Waking Up Tired: Causes & Solutions

by Bryan Dewhurst on May 01, 2020

No matter how much we try to keep up with our sleep routines, we still get an occasional visit from a certain unwanted guestmorning fatigue. Although it’s not unusual to wake up feeling a little groggy, waking up feeling unrested on a regular basis is a completely different story. 


Morning fatigue is one of the few things that a cup of coffee or a cold shower can’t fix. If you’re tired of waking up tired, we’re going to list down possible causes and alternative solutions that will hopefully help you sleep better.


Here are 5 possible reasons why you have morning fatigue: 

 

Skipping exercise

Ever since we were kids, it has been instilled in our heads that exercise is important. Remember how many PE classes you may have wanted to skip when you were younger? Well those classes weren’t just about getting a passing grade or for friendly inter-class competitions. 

School curriculums are designed with a specific time for physical activities that purposely tire us out (in a good way) so that we can sleep soundly at night. And that very same concept is carried out into adulthood.  

Exercising doesn’t necessarily mean marathons or high-intensity weight training sessions. On the daily, a few minutes of jogging around the block will do.

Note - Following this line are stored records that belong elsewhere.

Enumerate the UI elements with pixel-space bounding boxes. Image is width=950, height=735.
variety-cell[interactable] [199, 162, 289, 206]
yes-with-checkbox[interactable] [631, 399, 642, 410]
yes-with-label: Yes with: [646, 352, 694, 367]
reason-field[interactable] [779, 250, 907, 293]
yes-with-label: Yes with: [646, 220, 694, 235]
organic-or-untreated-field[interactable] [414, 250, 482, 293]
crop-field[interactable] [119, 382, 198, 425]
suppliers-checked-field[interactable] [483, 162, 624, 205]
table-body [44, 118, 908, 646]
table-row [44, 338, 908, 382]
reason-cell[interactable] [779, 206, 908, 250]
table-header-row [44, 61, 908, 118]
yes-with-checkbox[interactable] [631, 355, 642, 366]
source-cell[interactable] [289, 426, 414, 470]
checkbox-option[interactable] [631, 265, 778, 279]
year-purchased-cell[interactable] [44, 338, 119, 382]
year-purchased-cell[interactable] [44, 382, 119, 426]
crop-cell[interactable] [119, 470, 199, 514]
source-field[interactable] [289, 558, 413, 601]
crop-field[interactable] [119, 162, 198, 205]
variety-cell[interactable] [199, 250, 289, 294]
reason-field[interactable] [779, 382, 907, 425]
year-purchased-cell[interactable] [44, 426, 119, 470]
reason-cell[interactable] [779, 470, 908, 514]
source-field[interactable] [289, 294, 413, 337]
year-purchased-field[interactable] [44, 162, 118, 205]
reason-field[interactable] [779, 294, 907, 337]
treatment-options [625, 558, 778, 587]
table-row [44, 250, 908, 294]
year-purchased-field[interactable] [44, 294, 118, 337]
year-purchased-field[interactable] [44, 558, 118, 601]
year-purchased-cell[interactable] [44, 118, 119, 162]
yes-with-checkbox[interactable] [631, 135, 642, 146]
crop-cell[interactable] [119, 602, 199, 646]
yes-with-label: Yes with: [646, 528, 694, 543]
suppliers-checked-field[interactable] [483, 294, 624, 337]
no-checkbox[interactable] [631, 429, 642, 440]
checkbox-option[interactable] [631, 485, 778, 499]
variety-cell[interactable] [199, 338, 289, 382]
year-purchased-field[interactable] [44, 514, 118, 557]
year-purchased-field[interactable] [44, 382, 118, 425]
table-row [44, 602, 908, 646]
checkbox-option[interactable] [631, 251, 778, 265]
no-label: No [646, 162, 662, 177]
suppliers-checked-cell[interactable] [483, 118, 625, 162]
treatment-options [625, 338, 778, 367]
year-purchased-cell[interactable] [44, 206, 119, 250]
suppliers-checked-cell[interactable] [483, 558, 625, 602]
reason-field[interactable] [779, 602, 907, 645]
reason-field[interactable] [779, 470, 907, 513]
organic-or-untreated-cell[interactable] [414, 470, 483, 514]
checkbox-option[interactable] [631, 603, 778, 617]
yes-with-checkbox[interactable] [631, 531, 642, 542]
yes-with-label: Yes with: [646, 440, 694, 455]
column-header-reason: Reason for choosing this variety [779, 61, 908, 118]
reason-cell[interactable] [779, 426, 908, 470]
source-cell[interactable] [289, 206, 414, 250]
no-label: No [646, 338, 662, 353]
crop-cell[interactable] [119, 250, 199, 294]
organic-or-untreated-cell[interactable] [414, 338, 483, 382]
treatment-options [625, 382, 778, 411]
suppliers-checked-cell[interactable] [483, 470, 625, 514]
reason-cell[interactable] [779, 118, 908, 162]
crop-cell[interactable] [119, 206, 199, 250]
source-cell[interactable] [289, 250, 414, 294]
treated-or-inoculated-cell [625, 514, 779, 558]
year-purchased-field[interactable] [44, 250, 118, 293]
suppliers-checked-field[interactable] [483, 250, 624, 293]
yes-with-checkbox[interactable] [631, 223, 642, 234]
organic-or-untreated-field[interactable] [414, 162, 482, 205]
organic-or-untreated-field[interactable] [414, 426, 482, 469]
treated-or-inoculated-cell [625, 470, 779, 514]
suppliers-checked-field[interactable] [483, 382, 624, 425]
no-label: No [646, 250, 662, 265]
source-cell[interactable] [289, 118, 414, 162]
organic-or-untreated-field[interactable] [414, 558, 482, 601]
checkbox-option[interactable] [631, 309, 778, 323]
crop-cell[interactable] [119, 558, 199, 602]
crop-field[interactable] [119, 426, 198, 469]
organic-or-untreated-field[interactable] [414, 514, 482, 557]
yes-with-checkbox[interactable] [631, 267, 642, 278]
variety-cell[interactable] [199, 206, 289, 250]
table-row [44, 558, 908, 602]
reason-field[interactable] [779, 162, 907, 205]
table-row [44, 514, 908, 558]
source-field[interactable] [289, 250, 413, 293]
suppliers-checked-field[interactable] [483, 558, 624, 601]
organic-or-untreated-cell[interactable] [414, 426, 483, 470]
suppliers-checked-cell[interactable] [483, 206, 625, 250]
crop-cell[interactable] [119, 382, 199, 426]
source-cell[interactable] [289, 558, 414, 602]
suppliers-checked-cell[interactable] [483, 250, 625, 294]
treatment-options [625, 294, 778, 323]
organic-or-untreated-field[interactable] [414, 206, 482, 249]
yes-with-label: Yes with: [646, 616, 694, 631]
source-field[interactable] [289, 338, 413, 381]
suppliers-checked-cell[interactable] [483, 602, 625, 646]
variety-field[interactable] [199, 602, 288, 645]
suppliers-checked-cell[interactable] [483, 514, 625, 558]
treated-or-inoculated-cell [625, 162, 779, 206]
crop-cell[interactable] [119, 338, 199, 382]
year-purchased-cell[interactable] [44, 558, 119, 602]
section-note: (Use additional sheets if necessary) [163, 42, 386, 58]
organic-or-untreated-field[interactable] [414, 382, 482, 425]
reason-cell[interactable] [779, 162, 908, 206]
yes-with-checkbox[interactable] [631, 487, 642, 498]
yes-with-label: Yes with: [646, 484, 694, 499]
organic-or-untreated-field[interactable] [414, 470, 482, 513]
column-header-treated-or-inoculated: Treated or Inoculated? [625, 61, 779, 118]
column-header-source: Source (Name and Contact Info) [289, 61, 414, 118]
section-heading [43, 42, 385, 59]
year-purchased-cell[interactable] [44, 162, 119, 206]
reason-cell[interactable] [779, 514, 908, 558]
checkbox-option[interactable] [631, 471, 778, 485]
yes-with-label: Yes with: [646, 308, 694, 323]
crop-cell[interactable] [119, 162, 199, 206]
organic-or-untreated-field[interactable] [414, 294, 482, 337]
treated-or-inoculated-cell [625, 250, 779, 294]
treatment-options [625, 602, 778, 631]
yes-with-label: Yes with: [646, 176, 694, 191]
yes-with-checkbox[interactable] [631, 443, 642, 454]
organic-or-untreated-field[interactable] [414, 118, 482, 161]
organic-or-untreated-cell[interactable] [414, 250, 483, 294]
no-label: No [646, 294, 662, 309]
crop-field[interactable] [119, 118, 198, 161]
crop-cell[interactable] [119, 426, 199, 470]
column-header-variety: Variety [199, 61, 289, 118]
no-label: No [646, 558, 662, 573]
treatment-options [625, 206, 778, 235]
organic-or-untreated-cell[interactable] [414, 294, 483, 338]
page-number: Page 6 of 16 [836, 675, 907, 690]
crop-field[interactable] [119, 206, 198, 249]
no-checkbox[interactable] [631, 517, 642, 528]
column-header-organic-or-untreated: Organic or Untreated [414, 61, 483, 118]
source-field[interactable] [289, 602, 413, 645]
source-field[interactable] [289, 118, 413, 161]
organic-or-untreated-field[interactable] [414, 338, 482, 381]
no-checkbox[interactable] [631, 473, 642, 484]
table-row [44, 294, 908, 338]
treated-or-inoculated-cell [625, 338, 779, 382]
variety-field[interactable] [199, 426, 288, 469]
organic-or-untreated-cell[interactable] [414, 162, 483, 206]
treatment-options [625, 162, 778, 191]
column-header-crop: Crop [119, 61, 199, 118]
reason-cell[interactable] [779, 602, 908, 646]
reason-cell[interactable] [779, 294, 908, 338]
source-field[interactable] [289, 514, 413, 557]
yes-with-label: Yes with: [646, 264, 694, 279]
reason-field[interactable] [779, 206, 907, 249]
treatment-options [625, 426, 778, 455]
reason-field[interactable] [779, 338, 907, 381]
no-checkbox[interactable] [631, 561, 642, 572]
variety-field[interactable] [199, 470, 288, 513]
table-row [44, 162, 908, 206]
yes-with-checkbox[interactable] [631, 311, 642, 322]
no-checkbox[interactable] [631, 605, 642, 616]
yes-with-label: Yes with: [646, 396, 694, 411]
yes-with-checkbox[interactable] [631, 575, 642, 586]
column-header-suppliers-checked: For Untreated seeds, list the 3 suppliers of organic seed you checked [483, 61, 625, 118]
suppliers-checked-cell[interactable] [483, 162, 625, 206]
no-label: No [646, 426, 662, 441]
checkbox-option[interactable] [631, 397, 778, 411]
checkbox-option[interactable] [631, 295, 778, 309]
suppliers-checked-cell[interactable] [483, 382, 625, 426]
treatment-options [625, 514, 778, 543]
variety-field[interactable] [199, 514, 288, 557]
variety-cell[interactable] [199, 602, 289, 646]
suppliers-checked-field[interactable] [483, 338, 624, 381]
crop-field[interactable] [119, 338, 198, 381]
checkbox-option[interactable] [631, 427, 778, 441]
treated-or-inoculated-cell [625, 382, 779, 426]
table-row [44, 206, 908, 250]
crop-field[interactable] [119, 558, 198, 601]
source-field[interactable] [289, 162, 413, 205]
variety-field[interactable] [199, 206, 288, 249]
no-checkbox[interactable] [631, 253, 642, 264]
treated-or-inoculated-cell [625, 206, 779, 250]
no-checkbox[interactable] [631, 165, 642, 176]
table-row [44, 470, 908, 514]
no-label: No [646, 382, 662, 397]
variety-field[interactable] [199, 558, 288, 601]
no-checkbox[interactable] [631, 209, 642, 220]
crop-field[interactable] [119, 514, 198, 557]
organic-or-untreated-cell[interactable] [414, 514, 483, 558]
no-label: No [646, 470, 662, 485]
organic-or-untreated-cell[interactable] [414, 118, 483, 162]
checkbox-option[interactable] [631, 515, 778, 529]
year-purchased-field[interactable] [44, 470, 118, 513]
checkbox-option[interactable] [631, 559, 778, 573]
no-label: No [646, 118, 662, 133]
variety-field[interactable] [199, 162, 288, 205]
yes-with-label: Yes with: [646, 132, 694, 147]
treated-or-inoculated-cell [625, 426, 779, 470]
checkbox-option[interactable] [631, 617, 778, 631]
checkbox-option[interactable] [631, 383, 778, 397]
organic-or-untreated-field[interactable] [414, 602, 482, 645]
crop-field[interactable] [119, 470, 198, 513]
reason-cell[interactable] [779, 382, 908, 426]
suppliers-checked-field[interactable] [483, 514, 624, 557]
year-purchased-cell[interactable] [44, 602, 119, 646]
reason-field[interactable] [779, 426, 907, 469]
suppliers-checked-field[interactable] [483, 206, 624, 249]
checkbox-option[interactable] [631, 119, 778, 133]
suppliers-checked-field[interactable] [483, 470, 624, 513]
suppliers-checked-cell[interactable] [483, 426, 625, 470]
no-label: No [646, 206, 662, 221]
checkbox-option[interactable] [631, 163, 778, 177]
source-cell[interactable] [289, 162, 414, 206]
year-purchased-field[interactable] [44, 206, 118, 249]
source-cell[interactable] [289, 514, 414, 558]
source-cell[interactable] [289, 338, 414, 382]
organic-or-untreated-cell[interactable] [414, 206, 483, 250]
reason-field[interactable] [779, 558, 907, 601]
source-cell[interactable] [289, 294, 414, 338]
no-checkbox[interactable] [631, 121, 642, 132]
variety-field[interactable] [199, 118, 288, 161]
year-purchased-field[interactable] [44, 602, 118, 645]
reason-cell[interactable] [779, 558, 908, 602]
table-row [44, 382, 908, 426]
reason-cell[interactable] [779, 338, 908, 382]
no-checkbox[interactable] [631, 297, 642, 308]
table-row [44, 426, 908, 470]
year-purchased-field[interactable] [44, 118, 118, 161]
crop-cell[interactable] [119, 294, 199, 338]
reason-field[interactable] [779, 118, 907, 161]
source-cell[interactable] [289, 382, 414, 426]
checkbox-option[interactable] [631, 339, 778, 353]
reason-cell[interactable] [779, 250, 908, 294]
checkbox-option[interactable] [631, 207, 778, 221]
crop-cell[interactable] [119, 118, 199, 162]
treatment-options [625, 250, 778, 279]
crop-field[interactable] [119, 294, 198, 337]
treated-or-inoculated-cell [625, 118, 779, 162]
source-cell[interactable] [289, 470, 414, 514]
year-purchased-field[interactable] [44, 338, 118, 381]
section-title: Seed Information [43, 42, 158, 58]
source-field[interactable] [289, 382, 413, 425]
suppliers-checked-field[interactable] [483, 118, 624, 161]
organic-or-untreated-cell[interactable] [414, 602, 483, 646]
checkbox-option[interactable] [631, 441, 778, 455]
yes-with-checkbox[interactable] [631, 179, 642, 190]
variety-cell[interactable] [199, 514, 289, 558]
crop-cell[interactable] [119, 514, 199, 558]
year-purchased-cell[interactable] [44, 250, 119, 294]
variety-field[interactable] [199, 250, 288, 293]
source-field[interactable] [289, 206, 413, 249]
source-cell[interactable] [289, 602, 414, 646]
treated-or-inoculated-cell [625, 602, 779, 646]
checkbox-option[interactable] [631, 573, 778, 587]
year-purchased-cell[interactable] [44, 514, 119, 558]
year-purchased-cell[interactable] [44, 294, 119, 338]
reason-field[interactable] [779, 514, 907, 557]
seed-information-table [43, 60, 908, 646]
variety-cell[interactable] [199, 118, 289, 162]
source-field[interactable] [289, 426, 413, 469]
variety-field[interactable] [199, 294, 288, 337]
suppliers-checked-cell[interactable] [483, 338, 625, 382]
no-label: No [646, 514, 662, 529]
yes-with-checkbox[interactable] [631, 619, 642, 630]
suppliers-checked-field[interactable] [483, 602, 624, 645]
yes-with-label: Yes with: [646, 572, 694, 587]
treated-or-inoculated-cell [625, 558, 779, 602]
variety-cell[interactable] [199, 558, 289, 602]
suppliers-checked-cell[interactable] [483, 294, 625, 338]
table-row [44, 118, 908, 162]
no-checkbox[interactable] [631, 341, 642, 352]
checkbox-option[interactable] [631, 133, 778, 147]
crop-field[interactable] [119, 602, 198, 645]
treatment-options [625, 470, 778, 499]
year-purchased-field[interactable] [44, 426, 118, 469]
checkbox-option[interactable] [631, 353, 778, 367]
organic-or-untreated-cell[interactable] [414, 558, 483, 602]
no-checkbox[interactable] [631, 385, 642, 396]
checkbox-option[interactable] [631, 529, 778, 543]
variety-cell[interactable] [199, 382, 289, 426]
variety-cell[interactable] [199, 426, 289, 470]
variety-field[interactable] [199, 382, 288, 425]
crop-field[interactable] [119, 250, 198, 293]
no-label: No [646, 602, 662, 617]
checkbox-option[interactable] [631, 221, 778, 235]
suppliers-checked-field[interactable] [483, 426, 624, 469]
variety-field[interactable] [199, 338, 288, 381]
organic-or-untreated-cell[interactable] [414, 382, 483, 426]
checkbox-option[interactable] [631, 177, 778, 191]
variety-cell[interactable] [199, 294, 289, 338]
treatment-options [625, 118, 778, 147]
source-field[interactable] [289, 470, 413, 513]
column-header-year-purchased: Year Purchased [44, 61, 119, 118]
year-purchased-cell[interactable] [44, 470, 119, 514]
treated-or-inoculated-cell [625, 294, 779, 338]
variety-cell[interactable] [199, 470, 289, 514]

Try doing the minimum of at least 20 minutes a day for starters and see how it affects your sleep.

 

Using electronics before bed

In this day and age, we can barely keep our hands off our gadgets. However, did you know that electronic screens increase our eyes’ exposure to blue light? Specifically after sundown. 

Blue light is known to suppress the secretion of melatonin, a vital sleep hormone that regulates your body’s internal clock. So using electronics up to an hour before bedtime may be making it significantly harder for you to achieve deep sleep, leaving you tired and groggy the next morning. 

For a change, try putting the phone down and opt to take an extra long bath while listening to music, or read a good book under some warm light. You’ll be surprised how much more easily you may slip off to dreamland.

 

Consuming caffeine in the afternoon or at night time

This one is pretty obvious. If you drink coffee between late afternoon to evening and are still wondering why you can’t sleep, you have your answer. 

It is not the coffee itself that keeps you awake, but rather, the caffeine within. It is designed to increase wakefulness, attentiveness, and overall energy levels - all of which are the enemy of sleep.

We’re not saying that you cut your daily cup of joe out of your life, but rather, set parameters to your routine. Stick to a cup in the morning after waking up, and if you need a pick me up, have a second one before lunch - then that’s it for the day. 

If that doesn’t help you get a better night’s rest, then adjust to a single serving and look for coffee with less caffeine. Now if you still end up waking up tired, that’s when we’d have to go back on our word and recommend going cold turkey. But if your love for coffee is stronger than your love for sleep, perhaps try switching to decaf.

 

Keeping you bedroom too bright or warm

People typically sleep better in a cool, pitch-black environment.  

Darkness is essential because it actually acts like a sensory signal to our body that it is time to rest. So having light exposure after sundown from things like electronics messes with the body’s internal instinct to sleep. 

If you can’t make your room to be as dark as you want, silk sleeping masks are the way to go! As far as temperature goes, studies recommend that you keep your room between 65-68° F to achieve deep sleep.

 

Eating sweets

As sinfully sweet as it is to enjoy dessert after dinner, we don’t recommend it. Consuming too many sweets could disrupt your natural sleep cycle. Why? Because sugar rush is a real thing.

If you must satisfy your sweet tooth, do it in moderation. Otherwise you may end up feeling restless, tossing and turning all night long. To avoid waking up feeling like a zombie, it might be good to opt for a healthier alternative.

Skip the sugar coma and snack on something that won’t interfere with your sleep as much, such as  a block of dark chocolate or a serving of fruits. Give it a go and see how it affects your sleep pattern.

 

If you’ve found yourself doing any of the things mentioned above, it’s time to act and give our recommendations  a try.  Remember, the quality of your sleep is within your control. So we hope you manage to fall asleep faster and start waking up feeling well-rested and energized.